The difficulty of problem $$$C$$$ is unfair for people who normally solve $$$C$$$ like experts, this made pupil = specialist = expert :(

I too did that I too min health as a weakest person and it wasted me like 6 minutes and 1 wrong submission

Thank you for your trash problems,trash examples and trash statements.It's the worst round I have ever participated in. I have never been so angry about a codeforces round,but today I think I wasted 2 hours,and and got an experience worse than EATING SHIT.

This round is as good as your name :P

I could not solve many problems, but I think the problem statements were sufficiently explanatory. Which question did you find hard to understand?

I misread the problem B for many times(Even refered to the example explanation).And the example explanation of problem E made me became more confused about the problem.May be that was because my poor English,but it is the first time I cannot read a statement correctly until the contest ends.

BTW,Why problem D's examples seems to be strong,but in fact it approximately equals to 0?I found at least 3 bugs but it was still Wrong Answer.

I think the examples were weak in all the questions, but I think that's fine if protests are strong.

C was fucking conditioning

you not being able to solve B doesnt make this contest bad...

Yes U r right,but at least in my eye the round is really bad in various of senses,weak examples,bad statements and even a classic algorithm problem F...

LMFAO

I’m happy that I brought you much happiness :)

more than the contest I am intrigued about the circumstances that lead you to have an experience that involved EATING SHIT.

When I thought I could solve 4 but only got 1;When I found lots of bugs and felt a bit annoyed about why it could pass the example;When I found it was still wrong after fixing;When my friend told me D could be easily solved in high complexity DP,and I came up with $$$O(n)$$$ solution immediately but didn't pass until the contest ends...

Of course that was also because my low CP-level,but I still felt very sad the next day.I also felt sorry about my impulsive comment yesterday,as it was the first time I solved 1 problem on codeforces round since 2020,56 contests XD

I am glad we were able to challenge you, I hope you upsolve all the problems and you'd smth to learn :) all the best!

I think the contest is now unrated

How to solve Problem C ?

For n>=4 you can always get max(a)*n as answer.

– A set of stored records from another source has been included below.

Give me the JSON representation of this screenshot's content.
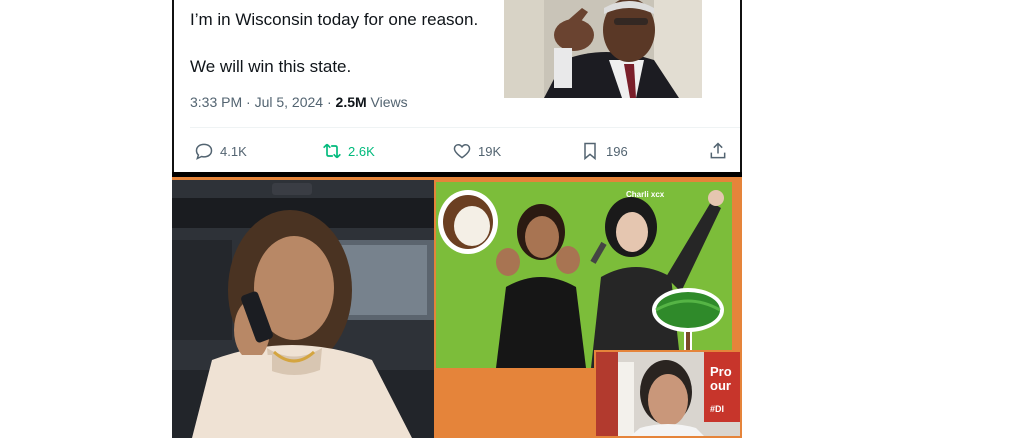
{
  "tweet": {
    "line1": "I’m in Wisconsin today for one reason.",
    "line2": "We will win this state.",
    "time": "3:33 PM · Jul 5, 2024 · ",
    "views_count": "2.5M",
    "views_label": " Views",
    "actions": {
      "replies": "4.1K",
      "reposts": "2.6K",
      "likes": "19K",
      "bookmarks": "196"
    }
  },
  "collage": {
    "charli_label": "Charli xcx",
    "sign_text_1": "Pro",
    "sign_text_2": "our",
    "sign_text_3": "#DI"
  },
  "colors": {
    "collage_border": "#e5843a",
    "green_panel": "#7cbd3a",
    "repost_active": "#00ba7c"
  }
}
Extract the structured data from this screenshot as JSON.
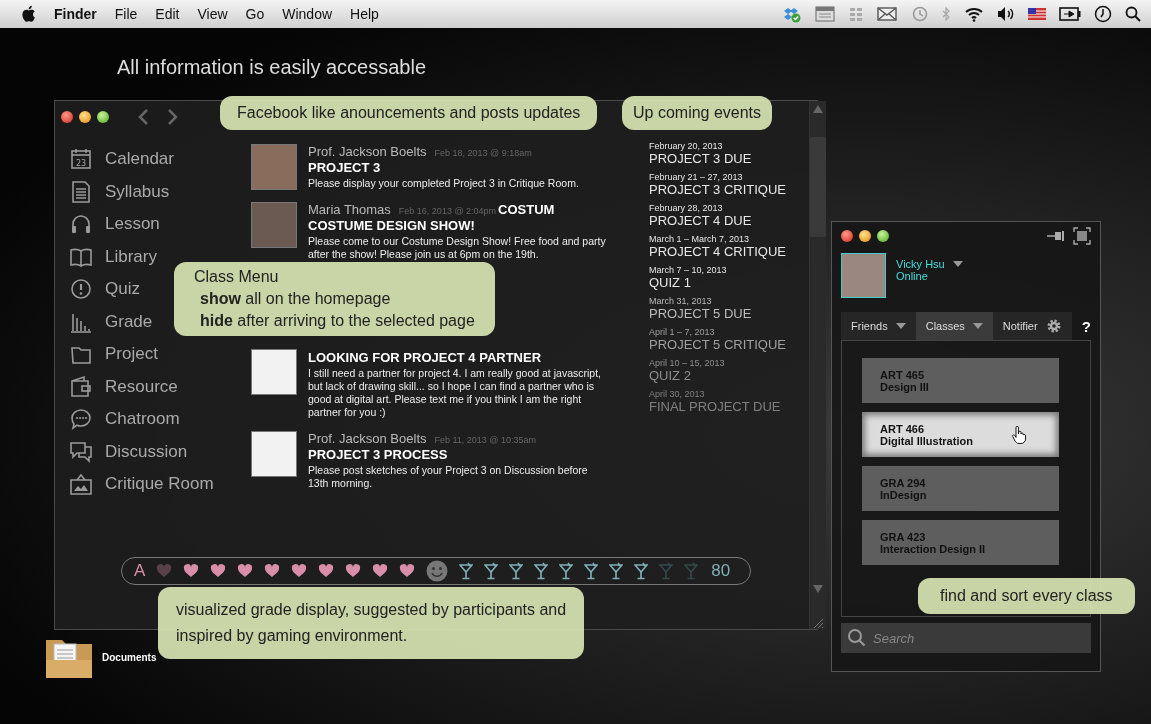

For n < 4 brute force.

can you tell how can we get max(a)*n always when n>4?

select any two consequtive element (left end or right end).. you can make these two element equal to 0 if you make the opeation 2 times... then operation with the maximum elemet and 0 make all the element equal to maximum.

Understood! I should have noticed that :(

"you can make these two element equal to 0 if you make the operation 2 times" Ahhhhh

The idea is to create zeros in the array, in order to transfer the max element there.

Let's say that X is the max in our array. You can do the following construction:

1) [a,X,b,c] -> run the operation twice on the last 2 elements. Notice that this will make them equal to zero.

2) [a,X,0,0] -> run the operation on the segment from X to the end, this will make all the elements in the last 3 positions equal to X.

3) [a,X,X,X] -> similarly to (1), run the operation on the first 2 indexes twice, this will make the first 2 elements 0.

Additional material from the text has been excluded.